La pancarta de fuera de la tienda decía: EL PROFETA Y EL GUITARRISTA. Roy declamaba su siniestra versión del fin de los tiempos mientras Theodore ponía la música de fondo. Costaba un cuarto de dólar entrar en la carpa, y no era fácil convencer a la gente de que la religión podía ser entretenida cuando a pocos metros había bastantes distracciones más emocionantes y menos serias, de manera que a Roy se le ocurrió que podía comer insectos durante su sermón, lo cual era una versión ligeramente distinta de su viejo espectáculo con arañas. Cada dos minutos dejaba de predicar para sacar de un viejo cubo de pesca un gusano escurridizo o una cucaracha crujiente o una babosa viscosa y se ponía a masticarlos como si fueran golosinas. A partir de entonces el negocio empezó a ir mejor. Dependiendo del público, hacían cuatro o a veces cinco funciones por noche, alternándose cada cuarenta y cinco minutos con la Mujer Flamenco. Al final de cada función Roy salía rápidamente por la parte de atrás de la tienda para regurgitar los bichos, seguido por Theodore en su silla de ruedas. Mientras esperaban para entrar otra vez, se dedicaban a fumar, dar sorbos de una botella y escuchar a medias cómo los borrachos de dentro gritaban jovialmente y trataban de convencer a la falsa ave para que se despojara de sus plumas.
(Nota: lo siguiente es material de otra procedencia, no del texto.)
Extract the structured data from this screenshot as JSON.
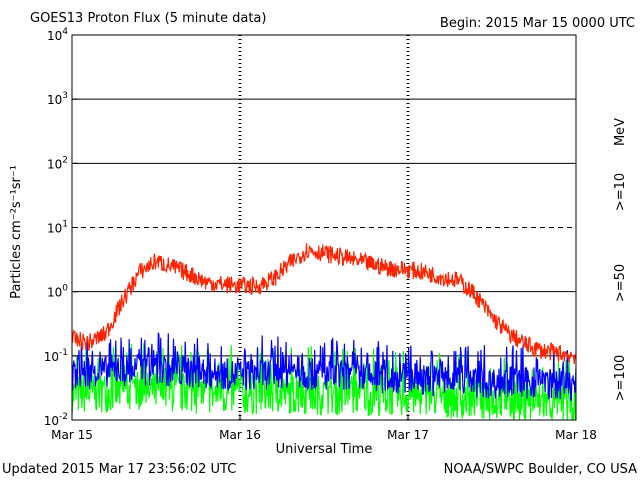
{
  "chart_data": {
    "type": "line",
    "title": "GOES13 Proton Flux (5 minute data)",
    "begin_label": "Begin: 2015 Mar 15 0000 UTC",
    "xlabel": "Universal Time",
    "ylabel": "Particles cm⁻²s⁻¹sr⁻¹",
    "unit_label": "MeV",
    "updated_label": "Updated 2015 Mar 17 23:56:02 UTC",
    "credit_label": "NOAA/SWPC Boulder, CO USA",
    "y_scale": "log",
    "ylim": [
      0.01,
      10000
    ],
    "xlim": [
      0,
      3
    ],
    "x_ticks": [
      {
        "label": "Mar 15",
        "day": 0
      },
      {
        "label": "Mar 16",
        "day": 1
      },
      {
        "label": "Mar 17",
        "day": 2
      },
      {
        "label": "Mar 18",
        "day": 3
      }
    ],
    "y_ticks": [
      {
        "base": "10",
        "exp": "-2",
        "value": 0.01
      },
      {
        "base": "10",
        "exp": "-1",
        "value": 0.1
      },
      {
        "base": "10",
        "exp": "0",
        "value": 1
      },
      {
        "base": "10",
        "exp": "1",
        "value": 10
      },
      {
        "base": "10",
        "exp": "2",
        "value": 100
      },
      {
        "base": "10",
        "exp": "3",
        "value": 1000
      },
      {
        "base": "10",
        "exp": "4",
        "value": 10000
      }
    ],
    "thresholds": [
      {
        "value": 10,
        "style": "dashed"
      }
    ],
    "series": [
      {
        "name": ">=10",
        "color": "#ff2200",
        "points": [
          [
            0.0,
            0.18
          ],
          [
            0.1,
            0.16
          ],
          [
            0.2,
            0.22
          ],
          [
            0.3,
            0.7
          ],
          [
            0.4,
            2.0
          ],
          [
            0.5,
            3.0
          ],
          [
            0.6,
            2.4
          ],
          [
            0.7,
            1.9
          ],
          [
            0.8,
            1.4
          ],
          [
            0.9,
            1.3
          ],
          [
            1.0,
            1.25
          ],
          [
            1.1,
            1.2
          ],
          [
            1.2,
            1.6
          ],
          [
            1.3,
            2.8
          ],
          [
            1.4,
            4.5
          ],
          [
            1.5,
            4.0
          ],
          [
            1.6,
            3.5
          ],
          [
            1.7,
            3.0
          ],
          [
            1.8,
            2.6
          ],
          [
            1.9,
            2.3
          ],
          [
            2.0,
            2.2
          ],
          [
            2.1,
            2.0
          ],
          [
            2.2,
            1.7
          ],
          [
            2.3,
            1.5
          ],
          [
            2.4,
            0.9
          ],
          [
            2.5,
            0.4
          ],
          [
            2.6,
            0.22
          ],
          [
            2.7,
            0.15
          ],
          [
            2.8,
            0.12
          ],
          [
            2.9,
            0.11
          ],
          [
            3.0,
            0.1
          ]
        ]
      },
      {
        "name": ">=50",
        "color": "#0000ff",
        "points": [
          [
            0.0,
            0.05
          ],
          [
            0.25,
            0.06
          ],
          [
            0.5,
            0.06
          ],
          [
            0.75,
            0.055
          ],
          [
            1.0,
            0.05
          ],
          [
            1.25,
            0.055
          ],
          [
            1.5,
            0.05
          ],
          [
            1.75,
            0.045
          ],
          [
            2.0,
            0.045
          ],
          [
            2.25,
            0.04
          ],
          [
            2.5,
            0.038
          ],
          [
            2.75,
            0.038
          ],
          [
            3.0,
            0.035
          ]
        ]
      },
      {
        "name": ">=100",
        "color": "#00ff00",
        "points": [
          [
            0.0,
            0.025
          ],
          [
            0.25,
            0.028
          ],
          [
            0.5,
            0.027
          ],
          [
            0.75,
            0.026
          ],
          [
            1.0,
            0.025
          ],
          [
            1.25,
            0.026
          ],
          [
            1.5,
            0.025
          ],
          [
            1.75,
            0.024
          ],
          [
            2.0,
            0.024
          ],
          [
            2.25,
            0.022
          ],
          [
            2.5,
            0.02
          ],
          [
            2.75,
            0.019
          ],
          [
            3.0,
            0.018
          ]
        ]
      }
    ],
    "legend_placement": "right-vertical",
    "grid": true
  }
}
En 1963 ya llevaban casi cuatro años con aquel circo en concreto, la Diversión Familiar de Billy Bradford, viajando de una punta del sur húmedo y caluroso a la otra desde principios de primavera hasta finales de otoño a bordo de un autobús escolar retirado de circulación y atiborrado de lona mohosa, sillas plegables y postes metálicos, siempre montando las carpas en poblachos inmundos donde los lugareños creían que un par de atracciones giratorias chirriantes, unos gatos monteses desdentados y llenos de pulgas y una penosa colección de fenómenos de la naturaleza eran un espectáculo de primera. En una buena noche, Roy y Theodore podían sacarse veinte o treinta pavos. La Mujer Flamenco y el Payaso Panqueque se llevaban la mayor parte de lo que ellos no podían gastarse en bebida o en bichos o en el tenderete de los perritos calientes. Virginia Occidental parecía estar a un millón de kilómetros y los dos fugitivos no se podían imaginar que la autoridad de Coal Creek pudiera nunca estirar tanto el brazo. Hacía casi catorce años que habían enterrado a Helen y habían huido al sur. Ya ni siquiera se molestaban en usar nombres falsos.